Le mercredi 07 septembre 2022, par Laurent Sapir
Liaisons dangereuses ou liaisons poreuses ? En matière de roman épistolaire, le "Cher connard" de Virginie Despentes pèche surtout par manque de relief.

On a lu le dernier Virginie Despentes. C'est long, fastidieux et tendre à la fois, la tendresse sauvant peut-être l'essentiel. Ainsi la guerre pourrait ne pas avoir lieu entre Rebecca Latté, comédienne plus toute jeune camouflant avec prestance le déclin de sa carrière, et Oscar Jayack, un écrivain égocentrique qui a osé lui manquer de respect sur les réseaux sociaux. "Cher connard...", réagit-elle aussitôt, sauf qu'au gré des mails que ces deux-là s'échangent, on devine à quel point le "cher " va peu à peu l'emporter sur le "connard "...
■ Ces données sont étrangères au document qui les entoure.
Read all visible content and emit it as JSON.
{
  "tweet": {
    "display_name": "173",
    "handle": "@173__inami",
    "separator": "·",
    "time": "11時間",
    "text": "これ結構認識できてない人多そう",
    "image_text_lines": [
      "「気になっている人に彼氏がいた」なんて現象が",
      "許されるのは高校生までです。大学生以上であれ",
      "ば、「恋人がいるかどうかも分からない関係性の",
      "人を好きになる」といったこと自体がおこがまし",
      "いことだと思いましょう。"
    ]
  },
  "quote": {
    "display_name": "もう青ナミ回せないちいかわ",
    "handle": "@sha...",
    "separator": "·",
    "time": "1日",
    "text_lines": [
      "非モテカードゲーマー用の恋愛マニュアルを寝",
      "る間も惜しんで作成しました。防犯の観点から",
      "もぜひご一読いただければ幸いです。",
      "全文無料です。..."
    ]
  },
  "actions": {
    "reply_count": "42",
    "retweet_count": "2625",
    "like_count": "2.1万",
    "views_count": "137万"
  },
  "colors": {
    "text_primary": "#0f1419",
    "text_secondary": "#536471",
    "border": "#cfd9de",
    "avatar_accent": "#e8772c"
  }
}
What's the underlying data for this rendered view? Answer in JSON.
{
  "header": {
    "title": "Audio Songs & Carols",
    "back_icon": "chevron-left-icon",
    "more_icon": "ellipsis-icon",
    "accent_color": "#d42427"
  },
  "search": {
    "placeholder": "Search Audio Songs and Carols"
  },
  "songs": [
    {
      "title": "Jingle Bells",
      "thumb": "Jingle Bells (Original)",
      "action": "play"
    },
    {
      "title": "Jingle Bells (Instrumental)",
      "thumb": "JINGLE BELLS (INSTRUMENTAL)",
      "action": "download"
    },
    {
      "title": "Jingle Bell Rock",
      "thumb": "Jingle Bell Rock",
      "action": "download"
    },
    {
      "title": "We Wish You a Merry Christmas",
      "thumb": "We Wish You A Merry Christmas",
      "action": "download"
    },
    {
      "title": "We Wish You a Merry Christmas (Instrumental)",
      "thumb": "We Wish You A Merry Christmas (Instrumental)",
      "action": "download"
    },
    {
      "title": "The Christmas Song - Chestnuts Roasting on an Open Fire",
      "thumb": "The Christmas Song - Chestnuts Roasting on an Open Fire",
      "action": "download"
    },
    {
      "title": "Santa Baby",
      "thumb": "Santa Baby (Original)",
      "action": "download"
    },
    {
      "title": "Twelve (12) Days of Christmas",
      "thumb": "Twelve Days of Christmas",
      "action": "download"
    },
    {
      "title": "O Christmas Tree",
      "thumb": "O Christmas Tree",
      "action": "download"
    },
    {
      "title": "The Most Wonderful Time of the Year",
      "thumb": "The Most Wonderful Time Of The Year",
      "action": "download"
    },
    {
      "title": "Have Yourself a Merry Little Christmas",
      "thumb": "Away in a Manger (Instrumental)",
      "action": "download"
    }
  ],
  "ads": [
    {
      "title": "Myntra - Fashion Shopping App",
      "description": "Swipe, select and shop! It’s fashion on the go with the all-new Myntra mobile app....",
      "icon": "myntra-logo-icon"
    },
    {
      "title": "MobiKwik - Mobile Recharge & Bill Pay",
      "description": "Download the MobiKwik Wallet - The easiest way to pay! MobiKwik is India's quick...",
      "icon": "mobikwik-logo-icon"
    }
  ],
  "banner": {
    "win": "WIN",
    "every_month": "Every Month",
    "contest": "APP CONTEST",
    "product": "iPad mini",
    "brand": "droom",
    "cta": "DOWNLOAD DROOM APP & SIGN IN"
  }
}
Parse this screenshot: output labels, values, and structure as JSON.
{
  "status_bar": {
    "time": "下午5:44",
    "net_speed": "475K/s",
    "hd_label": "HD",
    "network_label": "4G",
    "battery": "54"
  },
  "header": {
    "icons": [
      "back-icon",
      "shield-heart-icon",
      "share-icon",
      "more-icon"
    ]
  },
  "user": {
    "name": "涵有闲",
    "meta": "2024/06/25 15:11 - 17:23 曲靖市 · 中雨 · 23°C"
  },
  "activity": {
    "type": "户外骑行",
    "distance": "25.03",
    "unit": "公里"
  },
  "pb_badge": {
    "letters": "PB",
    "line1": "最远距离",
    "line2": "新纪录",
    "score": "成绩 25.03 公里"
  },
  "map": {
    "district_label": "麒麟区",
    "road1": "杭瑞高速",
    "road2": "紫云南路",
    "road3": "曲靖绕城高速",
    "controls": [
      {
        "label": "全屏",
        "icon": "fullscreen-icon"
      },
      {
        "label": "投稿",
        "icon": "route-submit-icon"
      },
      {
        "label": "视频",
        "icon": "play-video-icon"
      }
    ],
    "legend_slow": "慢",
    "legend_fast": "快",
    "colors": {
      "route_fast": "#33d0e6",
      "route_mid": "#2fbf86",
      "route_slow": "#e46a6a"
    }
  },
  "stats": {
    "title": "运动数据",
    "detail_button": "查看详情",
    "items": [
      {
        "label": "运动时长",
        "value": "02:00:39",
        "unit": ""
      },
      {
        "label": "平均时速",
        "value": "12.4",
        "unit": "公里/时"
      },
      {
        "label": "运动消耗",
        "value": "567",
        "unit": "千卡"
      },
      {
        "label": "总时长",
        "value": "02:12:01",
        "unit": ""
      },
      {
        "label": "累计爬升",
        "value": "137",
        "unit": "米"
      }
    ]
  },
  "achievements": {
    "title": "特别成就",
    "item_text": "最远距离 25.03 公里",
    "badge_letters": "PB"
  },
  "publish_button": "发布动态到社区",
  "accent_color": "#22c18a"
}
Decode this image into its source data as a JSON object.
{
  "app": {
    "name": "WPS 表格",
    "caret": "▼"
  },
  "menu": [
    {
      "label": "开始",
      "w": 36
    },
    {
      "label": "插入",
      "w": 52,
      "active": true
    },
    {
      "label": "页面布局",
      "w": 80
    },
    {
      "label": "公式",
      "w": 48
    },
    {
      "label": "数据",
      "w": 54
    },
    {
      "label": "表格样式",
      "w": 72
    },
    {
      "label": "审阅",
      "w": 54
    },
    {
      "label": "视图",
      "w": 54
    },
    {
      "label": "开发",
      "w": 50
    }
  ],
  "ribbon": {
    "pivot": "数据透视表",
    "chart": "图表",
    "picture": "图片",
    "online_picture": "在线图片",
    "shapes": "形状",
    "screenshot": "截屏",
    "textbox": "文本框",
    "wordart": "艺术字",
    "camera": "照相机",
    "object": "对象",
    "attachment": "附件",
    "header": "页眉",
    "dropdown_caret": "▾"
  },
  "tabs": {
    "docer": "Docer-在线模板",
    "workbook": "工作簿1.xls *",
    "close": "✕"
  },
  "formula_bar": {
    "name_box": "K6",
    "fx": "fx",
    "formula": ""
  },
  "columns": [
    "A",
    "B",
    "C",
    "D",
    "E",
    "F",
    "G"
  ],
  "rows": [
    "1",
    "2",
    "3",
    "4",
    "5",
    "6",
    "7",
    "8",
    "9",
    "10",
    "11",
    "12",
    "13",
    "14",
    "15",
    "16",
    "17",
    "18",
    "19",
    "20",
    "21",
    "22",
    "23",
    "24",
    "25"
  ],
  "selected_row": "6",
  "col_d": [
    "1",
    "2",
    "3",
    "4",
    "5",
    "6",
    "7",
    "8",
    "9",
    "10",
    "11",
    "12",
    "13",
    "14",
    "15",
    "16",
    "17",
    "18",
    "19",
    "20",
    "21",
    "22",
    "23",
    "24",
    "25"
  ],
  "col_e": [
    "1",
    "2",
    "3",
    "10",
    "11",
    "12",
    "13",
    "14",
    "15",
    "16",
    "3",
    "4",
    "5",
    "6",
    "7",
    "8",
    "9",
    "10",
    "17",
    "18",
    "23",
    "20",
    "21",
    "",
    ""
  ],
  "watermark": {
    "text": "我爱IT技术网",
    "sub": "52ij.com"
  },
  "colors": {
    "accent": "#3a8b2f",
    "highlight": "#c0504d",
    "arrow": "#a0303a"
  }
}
D'autant qu'une tierce personne s'en mêle: Zoé Katana, jeune féministe radicale évoquant dans ses posts le trauma que lui ont causé les harcèlements passés d'Oscar. "Me voici metooïsé ! ", pleurniche aussitôt ce dernier, déclenchant en réaction les moqueries, mais aussi une certaine compréhension de la part de Rebecca. La Zoé, quand même, faudrait qu'elle se calme un peu... Le lecteur, quant à lui, a de quoi être surpris. Où est passée la tonitruante autrice de King Kong théorie qui, plus récemment, applaudissait le coup d'éclat d'Adèle Haenel aux Césars 2020 avec son fameux: "On se lève et on se casse " ?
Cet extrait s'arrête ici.